One factor behind today’s financial crash less frequently mentioned than a housing bubble and a lack of government regulation is overconfidence in flawed risk management models.

Bubbles build and pop every 10-20 years. Blaming the US sub-prime market for the current financial melt-down is like blaming the great fire of London on Thomas Farriner’s bakery, where it started.
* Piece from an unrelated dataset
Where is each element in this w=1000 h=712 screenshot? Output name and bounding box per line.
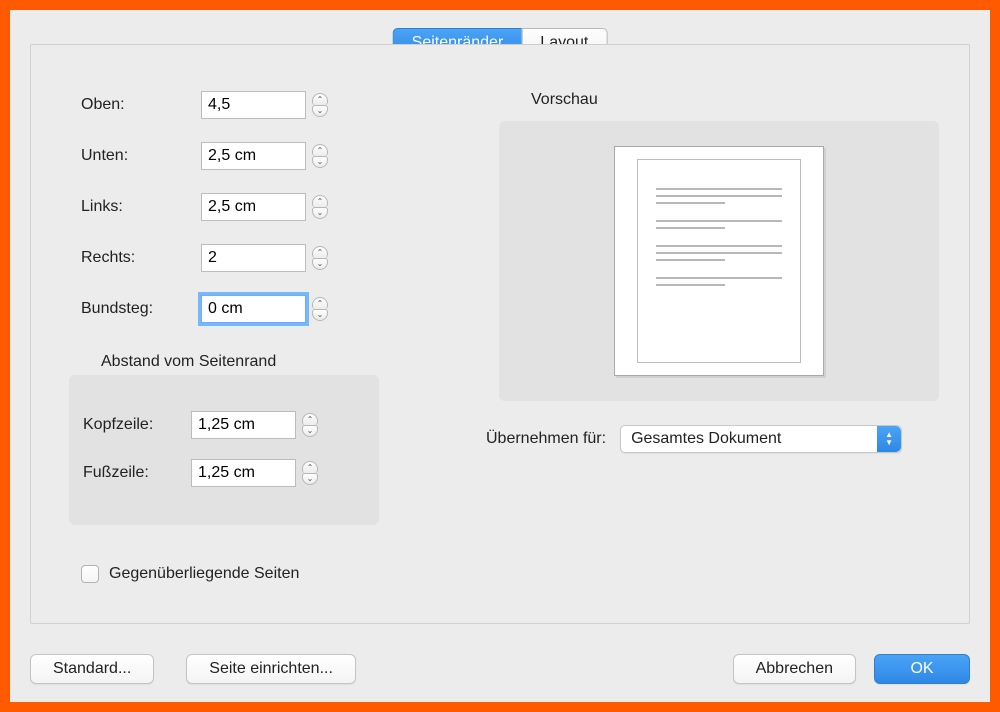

The problem in London wasn’t a bakery, but an overcrowded street plan, thatched roofs and wooden houses.

The problem with the world’s financial system is the underestimation of the unpredictability and volatility of a highly correlated, complex system and overconfidence in our capability to model and predict it.

Nassim Nicholas Taleb has been warning against various industry standard risk-management models since 1997. Robert Goldstein’s book “When Genius Failed” told the story of Long Term Capital Management (LTCM), the hedge fund that brought Wall Street to the brink of destruction when an unforseen event, Russia defaulting its bonds, caused their sophisticated risk models to fail.

Warren Buffett summed it up nicely: “Beware geeks baring formulas”. We didn’t learn after LTCM, hopefully we will now.

Laurence Lessig wrote an excellent article in this week’s newsweek on this theme, “Why the banks all fell down” where he points out that the market isn’t composed of individual, uncorrelated, rational decision makers, like most models assume, but irrational herds.

Risk management models were supposed to be the brakes in the speeding car of the world’s financial system. But because of blind faith in these models the car was going way too fast, hence the enormity of the crash.


This post is was written in a flight to Iceland, where I’m staying this week. The crisis is all anyone talks about, so I thought I’d chip in with my two cents. I’ve met the bell curve but I’m no economist so any corrections to my assumptions and conclusions are welcome.